The English Reformation in the 18th century was in part a rejection of this move-- hence the rise of the Wesleys and the Wesleyan Revival, not to mention the earlier dissent of Jacob Arminius.

Anonymous said...

Dr. Witherington,
I really appreciate this post. As a student studying theology in a postmodern context, it has been very hard for me to realize that the fundamentalism of my youth was influenced by the Enlightenment almost as much as it was by the Bible.

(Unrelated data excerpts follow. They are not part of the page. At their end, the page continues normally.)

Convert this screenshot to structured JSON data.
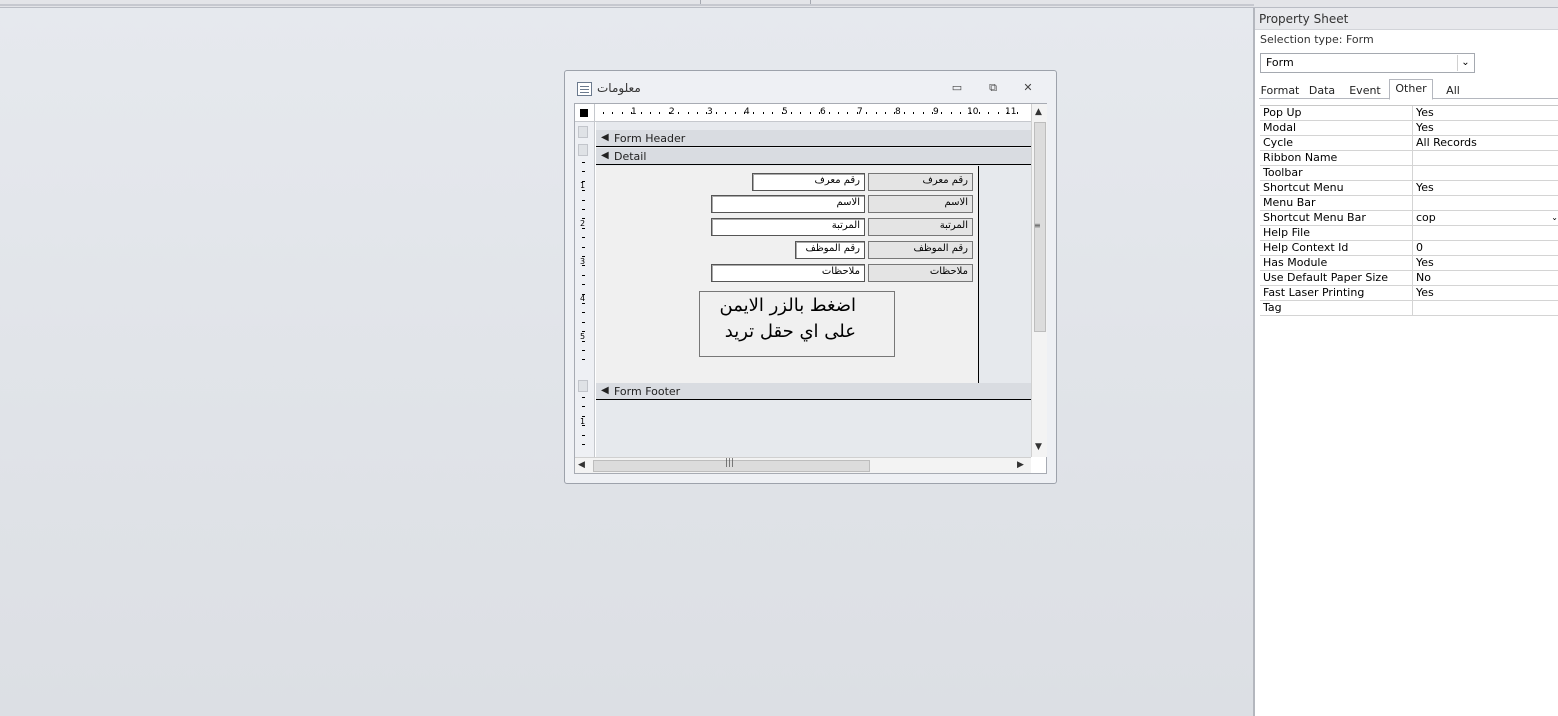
{
  "form_window": {
    "title": "معلومات",
    "minimize": "▭",
    "restore": "⧉",
    "close": "✕",
    "ruler_numbers": [
      "1",
      "2",
      "3",
      "4",
      "5",
      "6",
      "7",
      "8",
      "9",
      "10",
      "11"
    ],
    "vruler_numbers": [
      "1",
      "2",
      "3",
      "4",
      "5",
      "1"
    ],
    "sections": {
      "form_header": "Form Header",
      "detail": "Detail",
      "form_footer": "Form Footer"
    },
    "fields": [
      {
        "label": "رقم معرف",
        "box": "رقم معرف"
      },
      {
        "label": "الاسم",
        "box": "الاسم"
      },
      {
        "label": "المرتبة",
        "box": "المرتبة"
      },
      {
        "label": "رقم الموظف",
        "box": "رقم الموظف"
      },
      {
        "label": "ملاحظات",
        "box": "ملاحظات"
      }
    ],
    "note_line1": "اضغط بالزر الايمن",
    "note_line2": "على اي حقل تريد"
  },
  "property_sheet": {
    "title": "Property Sheet",
    "selection_type": "Selection type:  Form",
    "selected_object": "Form",
    "tabs": [
      "Format",
      "Data",
      "Event",
      "Other",
      "All"
    ],
    "active_tab": "Other",
    "rows": [
      {
        "name": "Pop Up",
        "value": "Yes"
      },
      {
        "name": "Modal",
        "value": "Yes"
      },
      {
        "name": "Cycle",
        "value": "All Records"
      },
      {
        "name": "Ribbon Name",
        "value": ""
      },
      {
        "name": "Toolbar",
        "value": ""
      },
      {
        "name": "Shortcut Menu",
        "value": "Yes"
      },
      {
        "name": "Menu Bar",
        "value": ""
      },
      {
        "name": "Shortcut Menu Bar",
        "value": "cop"
      },
      {
        "name": "Help File",
        "value": ""
      },
      {
        "name": "Help Context Id",
        "value": "0"
      },
      {
        "name": "Has Module",
        "value": "Yes"
      },
      {
        "name": "Use Default Paper Size",
        "value": "No"
      },
      {
        "name": "Fast Laser Printing",
        "value": "Yes"
      },
      {
        "name": "Tag",
        "value": ""
      }
    ]
  }
}
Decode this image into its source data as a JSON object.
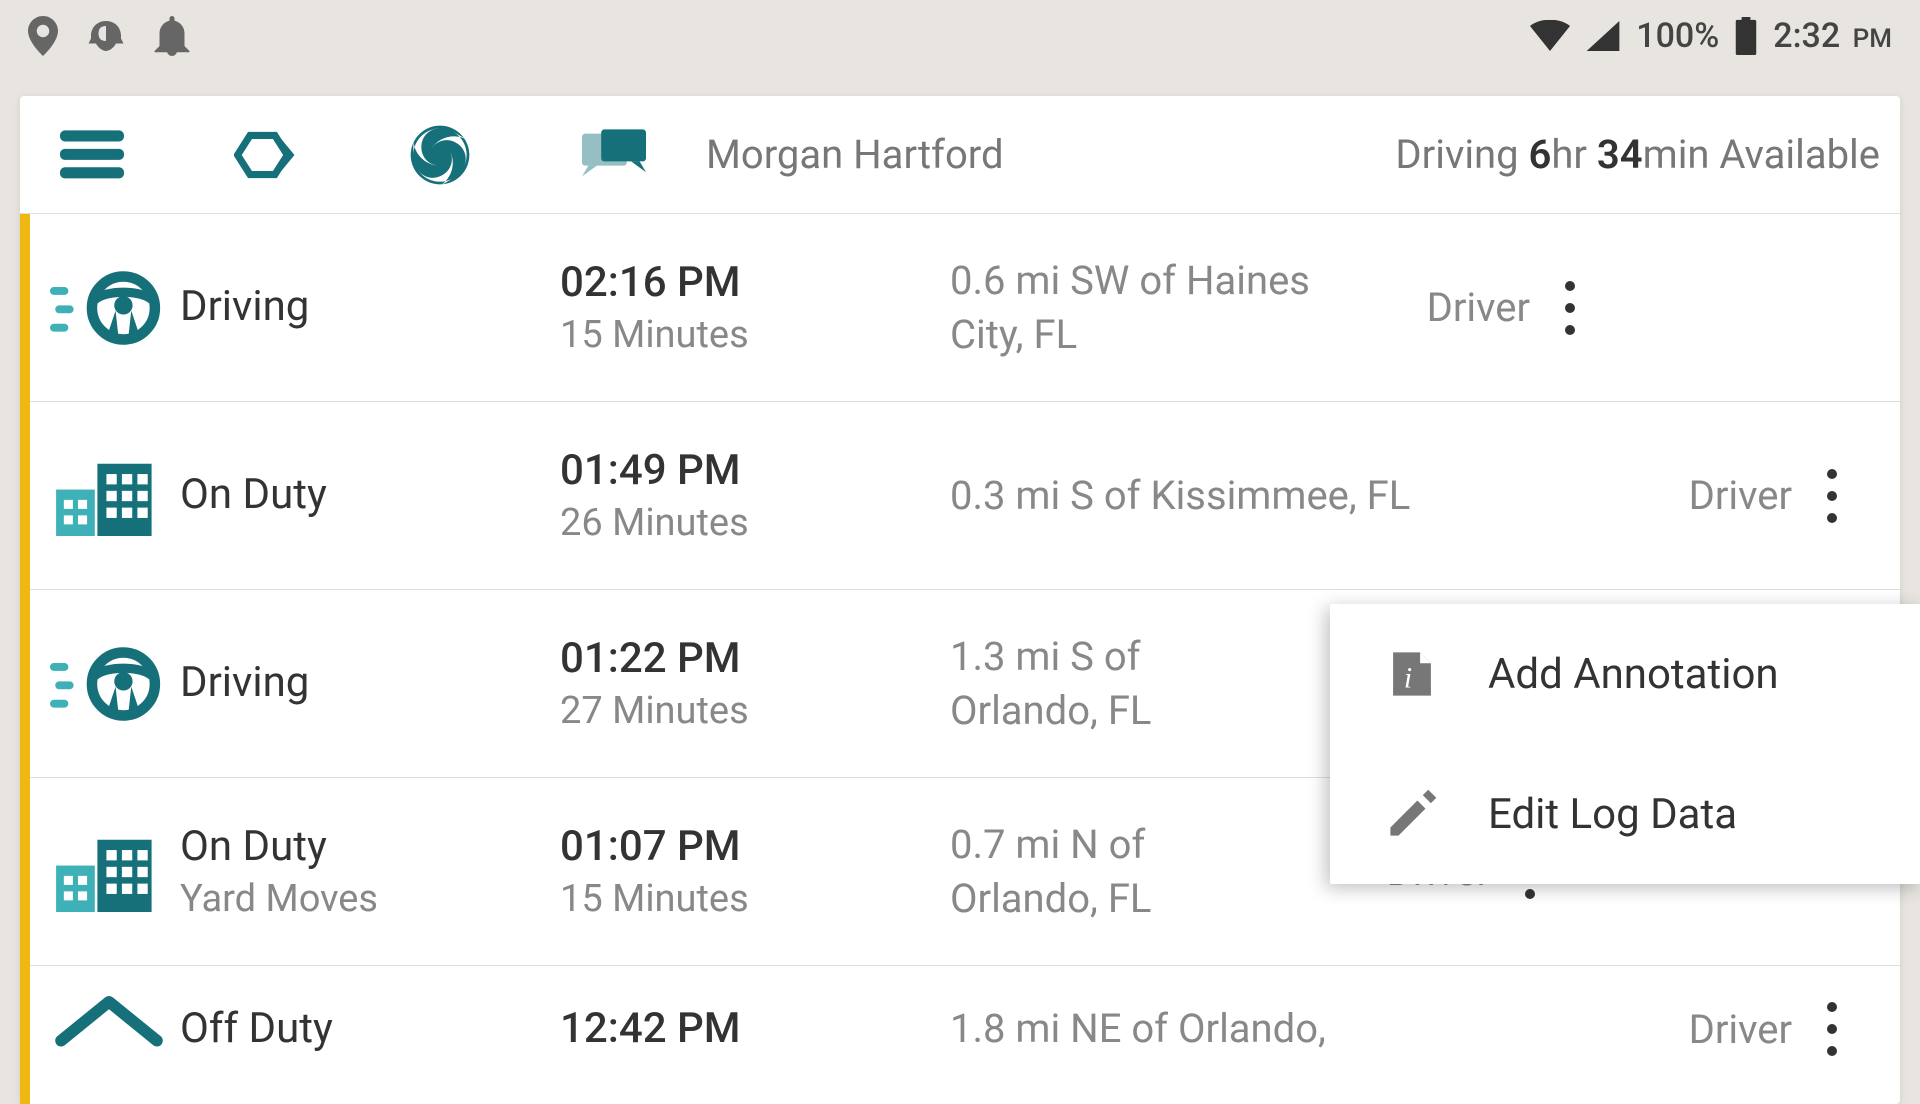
{
  "status_bar": {
    "battery_pct": "100%",
    "time": "2:32",
    "time_suffix": "PM"
  },
  "header": {
    "driver_name": "Morgan Hartford",
    "availability_prefix": "Driving ",
    "availability_hours": "6",
    "availability_hours_unit": "hr ",
    "availability_mins": "34",
    "availability_mins_unit": "min Available"
  },
  "logs": [
    {
      "status": "Driving",
      "sub": "",
      "time": "02:16 PM",
      "duration": "15 Minutes",
      "location": "0.6 mi SW of Haines City, FL",
      "role": "Driver",
      "icon": "driving"
    },
    {
      "status": "On Duty",
      "sub": "",
      "time": "01:49 PM",
      "duration": "26 Minutes",
      "location": "0.3 mi S of Kissimmee, FL",
      "role": "Driver",
      "icon": "onduty"
    },
    {
      "status": "Driving",
      "sub": "",
      "time": "01:22 PM",
      "duration": "27 Minutes",
      "location": "1.3 mi S of Orlando, FL",
      "role": "",
      "icon": "driving"
    },
    {
      "status": "On Duty",
      "sub": "Yard Moves",
      "time": "01:07 PM",
      "duration": "15 Minutes",
      "location": "0.7 mi N of Orlando, FL",
      "role": "Driver",
      "icon": "onduty"
    },
    {
      "status": "Off Duty",
      "sub": "",
      "time": "12:42 PM",
      "duration": "",
      "location": "1.8 mi NE of Orlando,",
      "role": "Driver",
      "icon": "offduty"
    }
  ],
  "popup": {
    "annotate_label": "Add Annotation",
    "edit_label": "Edit Log Data"
  }
}
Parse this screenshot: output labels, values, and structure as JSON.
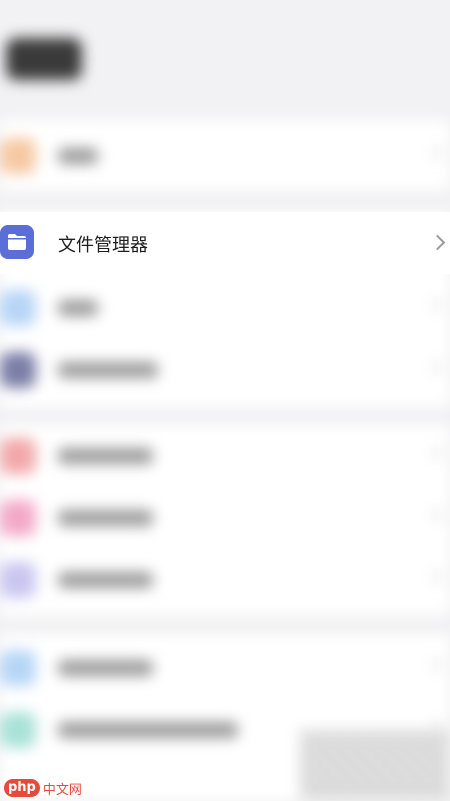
{
  "header": {
    "title": "设置"
  },
  "focused_item": {
    "label": "文件管理器",
    "icon": "folder-icon",
    "icon_color": "#5b6dd6"
  },
  "blurred_items": [
    {
      "icon_color": "#f6c9a3"
    },
    {
      "icon_color": "#b7d5f7"
    },
    {
      "icon_color": "#7b7ea6"
    },
    {
      "icon_color": "#f2a8aa"
    },
    {
      "icon_color": "#f3a9c8"
    },
    {
      "icon_color": "#c9c6f0"
    },
    {
      "icon_color": "#b6d6f6"
    },
    {
      "icon_color": "#a9e2d8"
    }
  ],
  "watermark": {
    "badge": "php",
    "text": "中文网"
  }
}
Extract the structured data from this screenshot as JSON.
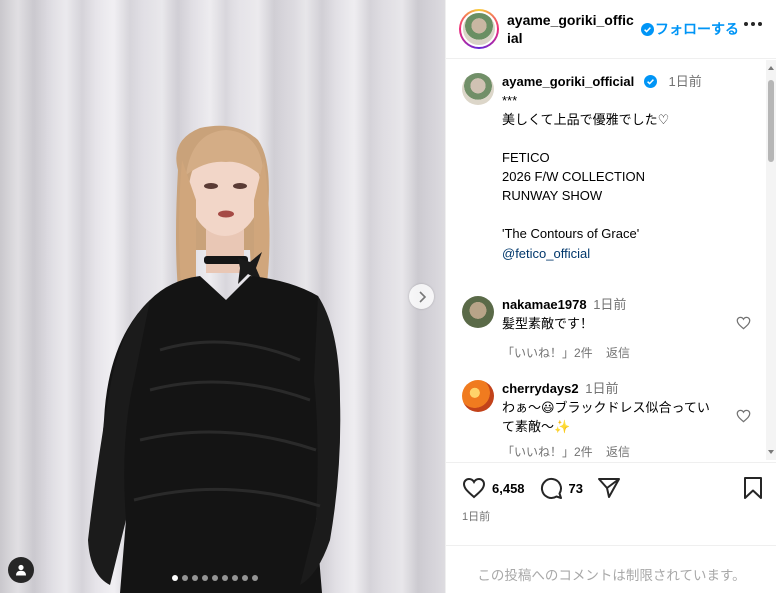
{
  "post": {
    "media_dots": 9,
    "active_dot": 0
  },
  "header": {
    "username": "ayame_goriki_official",
    "follow_label": "フォローする"
  },
  "caption": {
    "username": "ayame_goriki_official",
    "time": "1日前",
    "text": "***\n美しくて上品で優雅でした♡\n\nFETICO\n2026 F/W COLLECTION\nRUNWAY SHOW\n\n'The Contours of Grace'\n\n",
    "mention": "@fetico_official"
  },
  "comments": [
    {
      "username": "nakamae1978",
      "time": "1日前",
      "text": "髪型素敵です！",
      "likes_label": "「いいね！」2件",
      "reply_label": "返信"
    },
    {
      "username": "cherrydays2",
      "time": "1日前",
      "text": "わぁ〜😃ブラックドレス似合っていて素敵〜✨",
      "likes_label": "「いいね！」2件",
      "reply_label": "返信"
    }
  ],
  "actions": {
    "like_count": "6,458",
    "comment_count": "73"
  },
  "post_time": "1日前",
  "comments_limited": "この投稿へのコメントは制限されています。"
}
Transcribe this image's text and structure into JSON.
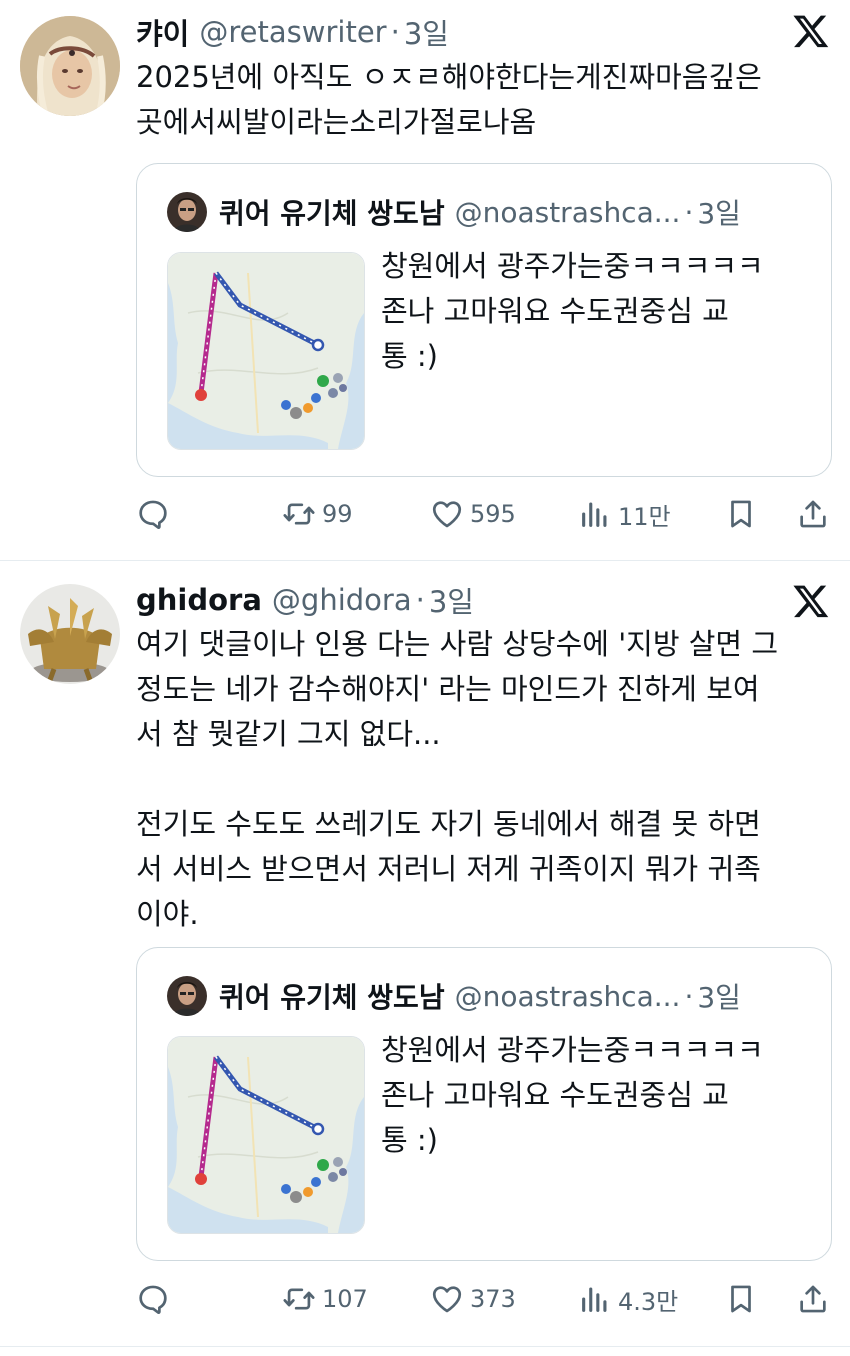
{
  "tweets": [
    {
      "name": "캬이",
      "handle": "@retaswriter",
      "dot": "·",
      "time": "3일",
      "text": "2025년에 아직도 ㅇㅈㄹ해야한다는게진짜마음깊은\n곳에서씨발이라는소리가절로나옴",
      "quote": {
        "name": "퀴어 유기체 쌍도남",
        "handle": "@noastrashca...",
        "dot": "·",
        "time": "3일",
        "text": "창원에서 광주가는중ㅋㅋㅋㅋㅋ\n존나 고마워요 수도권중심 교\n통 :)"
      },
      "actions": {
        "retweets": "99",
        "likes": "595",
        "views": "11만"
      }
    },
    {
      "name": "ghidora",
      "handle": "@ghidora",
      "dot": "·",
      "time": "3일",
      "text": "여기 댓글이나 인용 다는 사람 상당수에 '지방 살면 그\n정도는 네가 감수해야지' 라는 마인드가 진하게 보여\n서 참 뭣같기 그지 없다...\n\n전기도 수도도 쓰레기도 자기 동네에서 해결 못 하면\n서 서비스 받으면서 저러니 저게 귀족이지 뭐가 귀족\n이야.",
      "quote": {
        "name": "퀴어 유기체 쌍도남",
        "handle": "@noastrashca...",
        "dot": "·",
        "time": "3일",
        "text": "창원에서 광주가는중ㅋㅋㅋㅋㅋ\n존나 고마워요 수도권중심 교\n통 :)"
      },
      "actions": {
        "retweets": "107",
        "likes": "373",
        "views": "4.3만"
      }
    }
  ],
  "icons": {
    "reply": "reply-icon",
    "retweet": "retweet-icon",
    "like": "heart-icon",
    "views": "views-icon",
    "bookmark": "bookmark-icon",
    "share": "share-icon",
    "x": "x-logo-icon"
  },
  "colors": {
    "text": "#0f1419",
    "muted": "#536471",
    "border": "#cfd9de"
  }
}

I stumbled on to your blog today after blog-surfing for hours. I'm glad I did. I have been meaning to pick up a copy of The Problem with Evangelical Theology, now I know I will.

Ben Witherington said...

Purple Pastor: I would rather you did not post my comment for the simple reason that it is part of our conversation and whoever reads it there will not have the context. Why not just provide a link to this site, and of course you can write your own summary of the matter.

Blessings,

Ben W.

Ben Witherington said...

Hi: Plummer's commentaries are of course somewhat dated in some ways but they are often exegetical feasts, and spiritually rich as well. Only a few are still in print.

Milton Stanley said...

Amen. As Northrop Frye said, "An open mind, to be sure, should be open at both ends, like a foodpipe, and have a capacity for excretion as well as intake."

I linked to your post at my blog this evening. Peace.